During breeding time the male bitterling selects itself a suitable mussel, which it defends against other males. The female on the other hand at this time grows a 5 - 6 cm long laying tube behind the anus opening.

If the female, ready to spawn, approaches the male, then this performs a ritualized dance, in order to lure the female to its mussel. 

The female lays its eggs in the pallial cavity of the mussel, using a special oviposition tube. Then the male fertilises the spawn by discharging the milk over the mussles inhalent siphon. That way, the sperm cells are carried into the plalial cavity by the stream of the mussel's respiratory water.

In the mussel's pallial cavity the fertilised eggs develop and leave the shell after approximately 3 - 4 weeks as small bitterlings.

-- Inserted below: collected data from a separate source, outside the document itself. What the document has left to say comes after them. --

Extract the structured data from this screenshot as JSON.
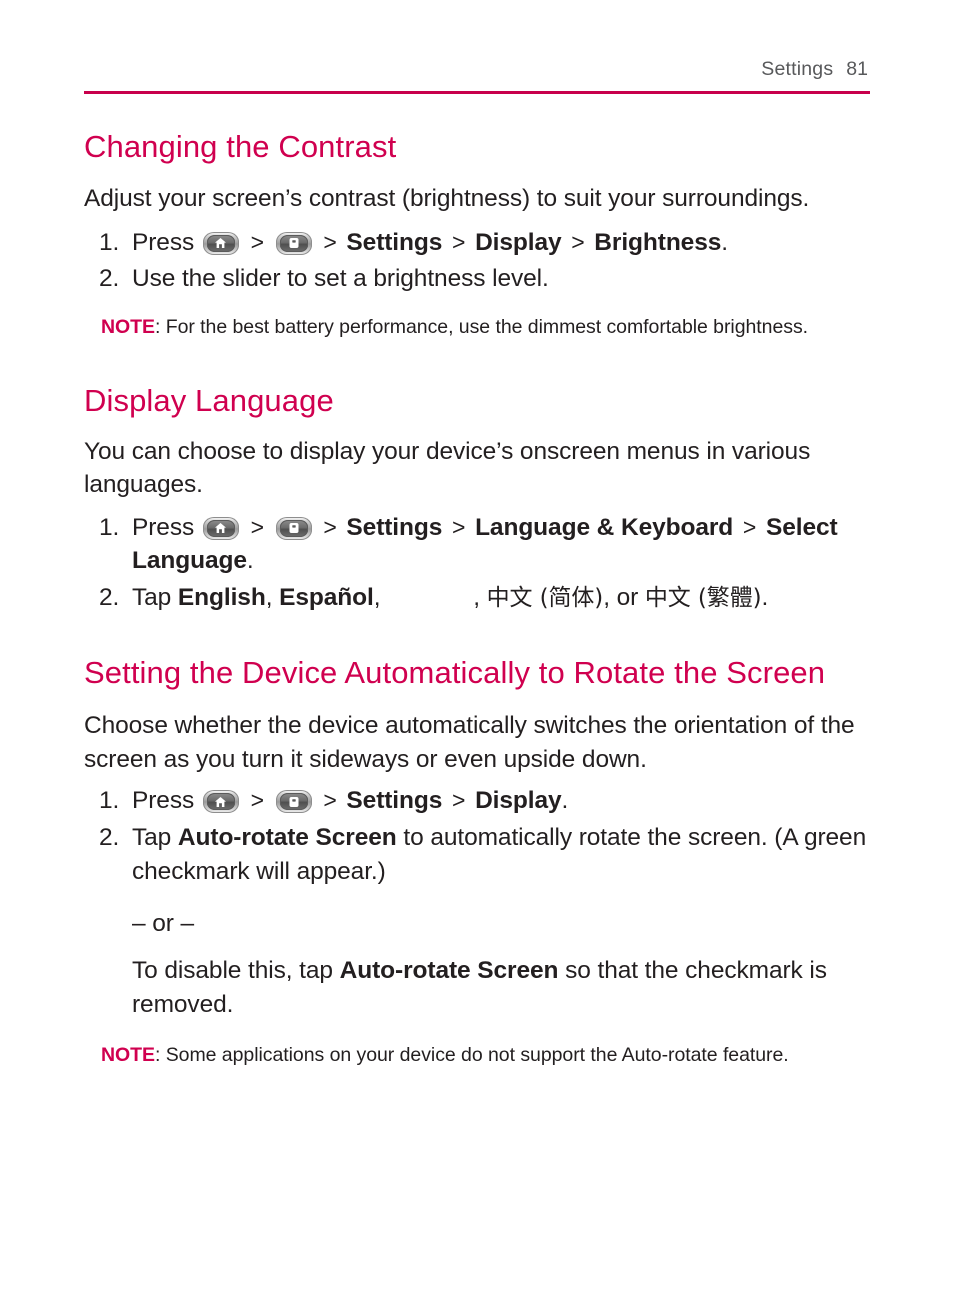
{
  "header": {
    "chapter": "Settings",
    "page_number": "81",
    "rule_color": "#c8004c"
  },
  "theme": {
    "heading_color": "#d0004f",
    "body_color": "#231f20",
    "note_label_color": "#d0004f"
  },
  "icons": {
    "home_key": "home-key-icon",
    "menu_key": "menu-key-icon"
  },
  "sections": [
    {
      "id": "changing-the-contrast",
      "title": "Changing the Contrast",
      "body": "Adjust your screen’s contrast (brightness) to suit your surroundings.",
      "steps": [
        {
          "number": "1.",
          "prefix": "Press",
          "sep1": ">",
          "sep2": ">",
          "sep3": ">",
          "sep4": ">",
          "bold1": "Settings",
          "bold2": "Display",
          "bold3": "Brightness",
          "suffix": "."
        },
        {
          "number": "2.",
          "text": "Use the slider to set a brightness level."
        }
      ],
      "note": {
        "label": "NOTE",
        "text": ": For the best battery performance, use the dimmest comfortable brightness."
      }
    },
    {
      "id": "display-language",
      "title": "Display Language",
      "body": "You can choose to display your device’s onscreen menus in various languages.",
      "steps": [
        {
          "number": "1.",
          "prefix": "Press",
          "sep1": ">",
          "sep2": ">",
          "sep3": ">",
          "sep4": ">",
          "bold1": "Settings",
          "bold2": "Language & Keyboard",
          "bold3": "Select Language",
          "suffix": "."
        },
        {
          "number": "2.",
          "prefix": "Tap",
          "bold1": "English",
          "comma1": ",",
          "bold2": "Español",
          "comma2": ",",
          "missing_glyph": "",
          "comma3": ",",
          "cjk1": "中文 (简体)",
          "conj": ", or",
          "cjk2": "中文 (繁體)",
          "suffix": "."
        }
      ]
    },
    {
      "id": "auto-rotate-screen",
      "title": "Setting the Device Automatically to Rotate the Screen",
      "body": "Choose whether the device automatically switches the orientation of the screen as you turn it sideways or even upside down.",
      "steps": [
        {
          "number": "1.",
          "prefix": "Press",
          "sep1": ">",
          "sep2": ">",
          "sep3": ">",
          "bold1": "Settings",
          "bold2": "Display",
          "suffix": "."
        },
        {
          "number": "2.",
          "prefix": "Tap",
          "bold1": "Auto-rotate Screen",
          "text_after": "to automatically rotate the screen. (A green checkmark will appear.)",
          "or_divider": "– or –",
          "alt_prefix": "To disable this, tap",
          "alt_bold": "Auto-rotate Screen",
          "alt_suffix": "so that the checkmark is removed."
        }
      ],
      "note": {
        "label": "NOTE",
        "text": ": Some applications on your device do not support the Auto-rotate feature."
      }
    }
  ]
}
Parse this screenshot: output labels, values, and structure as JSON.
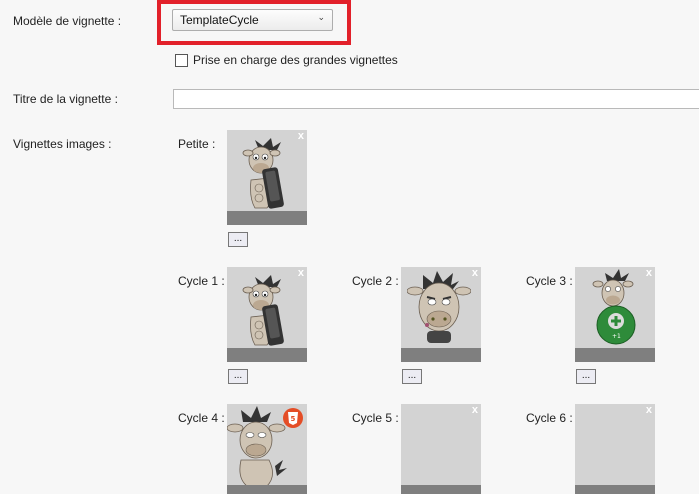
{
  "form": {
    "template_label": "Modèle de vignette :",
    "template_value": "TemplateCycle",
    "large_checkbox_label": "Prise en charge des grandes vignettes",
    "large_checkbox_checked": false,
    "title_label": "Titre de la vignette :",
    "title_value": "",
    "images_label": "Vignettes images :"
  },
  "thumbnails": {
    "close_glyph": "x",
    "browse_label": "...",
    "items": [
      {
        "label": "Petite :",
        "icon": "donkey-phone-icon"
      },
      {
        "label": "Cycle 1 :",
        "icon": "donkey-phone-icon"
      },
      {
        "label": "Cycle 2 :",
        "icon": "donkey-face-icon"
      },
      {
        "label": "Cycle 3 :",
        "icon": "donkey-plus-one-icon"
      },
      {
        "label": "Cycle 4 :",
        "icon": "donkey-html5-icon"
      },
      {
        "label": "Cycle 5 :",
        "icon": "empty-thumbnail"
      },
      {
        "label": "Cycle 6 :",
        "icon": "empty-thumbnail"
      }
    ]
  },
  "colors": {
    "highlight": "#e2202a",
    "thumb_bg": "#d3d3d3",
    "thumb_bar": "#7f7f7f"
  }
}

Since usually several bitterlings use the same mussel successively, one can often find numerous different development stages of juvenile bitterlings in it.

While a bitterling may reach an age of up to five years, by two it reaches maturity. The presence of pond mussels is mandatory for the bitterling's reproduction and population increase.

The problem is only, mussels have become rare. And so the bitterling must, as well as the mussel, be counted among the endangered animal species in our waters.